Bemerkenswerte  Entwicklungen gab es an den Kapitalmärkten in den letzten Monaten zu Genüge. Dabei muss es nicht immer um große Geschütze à la Staatspleite gehen, sondern um anderes gut Eingemachtes. Während die Massenmedien sich in kurzen Schnipseln, die oft fälschlicherweise unter dem Begriff Wirtschaft subsummiert werden, mit dem täglichen Rauschen der Aktienmärkte auseinandersetzen, bestimmen an den Anleihemärkten andere Themen die Agenda…

Schlussendlich muss das Geld für Finanzierungen ja irgendwoher kommen…

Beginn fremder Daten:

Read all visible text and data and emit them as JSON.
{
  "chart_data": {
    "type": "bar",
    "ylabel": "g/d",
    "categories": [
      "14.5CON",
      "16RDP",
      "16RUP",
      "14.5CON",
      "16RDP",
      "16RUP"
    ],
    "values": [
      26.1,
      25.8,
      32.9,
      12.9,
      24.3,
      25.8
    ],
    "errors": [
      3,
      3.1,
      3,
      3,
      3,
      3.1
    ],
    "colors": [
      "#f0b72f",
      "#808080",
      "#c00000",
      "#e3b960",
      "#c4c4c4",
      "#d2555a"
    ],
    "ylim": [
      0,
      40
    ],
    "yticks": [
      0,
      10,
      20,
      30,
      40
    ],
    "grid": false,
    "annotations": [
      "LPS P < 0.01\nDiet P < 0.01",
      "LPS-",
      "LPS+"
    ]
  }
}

Die Finanzierungsnöte großer und kleiner Banken sind ungebrochen. Seit Beginn der anhaltenden Krise hat sich auf diesem Gebiet wenig getan, strukturelle Probleme prägen das Landschaftsbild. Angesichts weiterhin vollkommen intransparenter Wertermittlung bei den in den Bankbilanzen gehaltenen Wertpapieren kann die Zurückhaltung der Investoren nicht überraschen. Der Nachweis der offensichtlichen Unfähigkeit oder Überforderung mit der Bewirtschaftung der eigenen Anlagen, den viele Finanzinstitute vor einigen Jahren zweifellos und weithin sichtbar erbracht haben, steckt den Geldgebern tief in den Knochen. Ohne die anhaltenden Stützungen durch öffentliche und somit steuerfinanzierte Einrichtungen wie die Europäische Zentralbank oder die verschiedenen nationalen Schatzämter könnte sich der Sektor kaum refinanzieren.

Um bei der Finanzierung noch ein paar Extrakröten zu sparen wurde ein in Deutschland schon lange beliebtes Vehikel europaweit zum Helden. Bis vor einigen Wochen – bis zur nicht so ganz rund gelaufenen und schlussendlich mit halbem Volumen platzierten Emission der spanischen Santander – konnte sich der Pfandbrief (covered bond) einer nie gekannten Beliebtheit erfreut.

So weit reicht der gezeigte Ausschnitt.